Le quintet britannique Split Chain, venu des profondeurs électriques de Bristol, trace une trajectoire fulgurante dans le ciel du Metal émergent. Signés tout récemment chez Epitaph Records, les cinq musiciens livrent, avec Motionblur, leur premier album – une œuvre de onze titres sortie le 11 juillet, à la fois cri du cœur et passage de relais entre deux âges de la vie.

Motionblur, c’est d’abord un récit initiatique, celui d’une jeunesse en transit, d’âmes encore frémissantes aux frontières du monde adulte. Mais loin d’une simple chronique nostalgique, le disque s’érige en ode puissante à l’adolescence, Ses vertiges, ses failles, ses élans. Il en épouse les contours flous, les déchirures, les exaltations. Car derrière la rugosité des riffs et les nappes saturées se dessinent des thèmes universels et douloureusement contemporains : la santé mentale, les relations toxiques, l’identité qui vacille et se reconstruit dans les éclats du chaos.
Décrit par le bassiste Tom Davies comme une exploration intime du passage à l’âge adulte, Motionblur est une œuvre dense, tour à tour introspective et cathartique. Un disque qui ne craint pas les contrastes : il alterne les lentes montées d’angoisse et les rafales de colère, la lourde mélancolie des souvenirs et l’adrénaline brutale du présent. C’est un labyrinthe émotionnel où l’on s’égare volontiers, guidé par une voix tantôt spectrale, tantôt furieuse.

La musique de Split Chain évoque irrésistiblement certains géants des années 90 : Deftones, Helmet, Hum, sans jamais sombrer dans l’imitation servile. Leur signature sonore repose sur une tension constante : le chant clair et atmosphérique de Bert Martinez‑Cowles plane au-dessus de riffs massifs, simples mais écrasants, construisant un mur du son maîtrisé avec une rare précision.

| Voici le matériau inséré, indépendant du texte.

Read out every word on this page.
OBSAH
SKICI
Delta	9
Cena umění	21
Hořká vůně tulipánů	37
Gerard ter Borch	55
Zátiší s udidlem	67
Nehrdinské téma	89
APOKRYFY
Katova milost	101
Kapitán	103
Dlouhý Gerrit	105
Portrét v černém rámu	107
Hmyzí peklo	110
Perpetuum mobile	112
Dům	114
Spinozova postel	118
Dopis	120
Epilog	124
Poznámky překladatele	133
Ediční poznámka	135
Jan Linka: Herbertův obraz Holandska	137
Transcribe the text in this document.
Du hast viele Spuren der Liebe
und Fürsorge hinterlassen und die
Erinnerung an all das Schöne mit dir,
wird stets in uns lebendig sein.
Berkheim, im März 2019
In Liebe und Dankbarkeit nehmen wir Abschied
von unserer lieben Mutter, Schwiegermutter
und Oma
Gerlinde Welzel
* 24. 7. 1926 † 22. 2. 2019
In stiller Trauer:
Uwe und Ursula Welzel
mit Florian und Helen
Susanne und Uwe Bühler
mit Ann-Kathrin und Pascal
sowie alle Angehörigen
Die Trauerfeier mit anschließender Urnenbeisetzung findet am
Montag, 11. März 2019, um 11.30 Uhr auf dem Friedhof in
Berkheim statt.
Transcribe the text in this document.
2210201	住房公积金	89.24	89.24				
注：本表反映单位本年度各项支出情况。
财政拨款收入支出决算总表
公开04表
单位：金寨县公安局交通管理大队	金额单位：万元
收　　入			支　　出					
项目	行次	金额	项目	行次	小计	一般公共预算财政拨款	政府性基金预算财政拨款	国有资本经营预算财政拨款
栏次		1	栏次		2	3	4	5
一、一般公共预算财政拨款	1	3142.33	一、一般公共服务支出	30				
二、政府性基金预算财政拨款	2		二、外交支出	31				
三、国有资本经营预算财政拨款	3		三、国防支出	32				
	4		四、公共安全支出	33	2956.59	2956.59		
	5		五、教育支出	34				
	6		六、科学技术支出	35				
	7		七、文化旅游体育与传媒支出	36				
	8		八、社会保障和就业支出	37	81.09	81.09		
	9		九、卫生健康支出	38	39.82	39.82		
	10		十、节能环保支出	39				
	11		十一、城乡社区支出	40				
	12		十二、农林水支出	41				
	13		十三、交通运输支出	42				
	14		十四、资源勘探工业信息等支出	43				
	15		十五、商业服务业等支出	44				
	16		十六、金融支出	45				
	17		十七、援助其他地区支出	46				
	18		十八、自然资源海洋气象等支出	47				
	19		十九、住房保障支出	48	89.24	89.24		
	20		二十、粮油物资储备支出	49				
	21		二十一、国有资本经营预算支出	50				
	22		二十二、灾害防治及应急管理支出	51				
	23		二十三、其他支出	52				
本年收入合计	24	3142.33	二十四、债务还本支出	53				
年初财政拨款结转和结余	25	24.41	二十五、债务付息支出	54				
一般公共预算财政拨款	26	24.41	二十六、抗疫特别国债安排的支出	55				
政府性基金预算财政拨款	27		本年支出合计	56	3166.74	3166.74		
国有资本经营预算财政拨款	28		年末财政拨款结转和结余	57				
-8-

Chaque note semble pesée, chaque rupture pensée pour laisser s’exprimer la faille. La production, ample sans être excessive, laisse respirer les nuances tout en maintenant une intensité viscérale.
Dès les premières secondes, une certitude s’impose : le groupe sait où il va, et plus encore, pourquoi il y va. Les guitares cisaillent l’espace, les percussions résonnent comme des coups portés à l’intérieur de soi, et la voix de Martinez‑Cowles se fait le vecteur d’une lutte intérieure intense, non pas une plainte, mais un exutoire, un cri pour recoller les morceaux de ce qui fut brisé.
Parmi les titres phares, Subside se détache avec sa puissance frontale, brute et incisive, véritable condensé de rage canalisée, tandis que bored. tired. torn explore des sphères plus aériennes, quasi oniriques. Cette capacité à naviguer entre ciel et gouffre, entre grunge, néo-metal et shoegaze, forge l’identité mouvante du groupe : à la fois rageur et vulnérable.
En à peine plus de quarante minutes, Split Chain impose une esthétique, un souffle, un équilibre subtil entre fragilité et puissance. L’album n’est pas exempt d’aspérités : certains morceaux s’éclipsent trop tôt, frôlant un climax qui ne vient jamais, et l’ombre de leurs influences rôde encore un peu trop près. Mais c’est justement dans ces imperfections, dans ces hésitations et ces élans bruts, que réside toute la beauté d’un premier disque : une œuvre en mouvement, vivante, portée par l’urgence de dire.
Motionblur n’est pas seulement un album : c’est un flou en accéléré, une cicatrice qui vibre encore, un premier cri jeté dans le vide, avec la foi brutale et sincère de ceux qui n’ont rien à perdre, sauf eux-mêmes.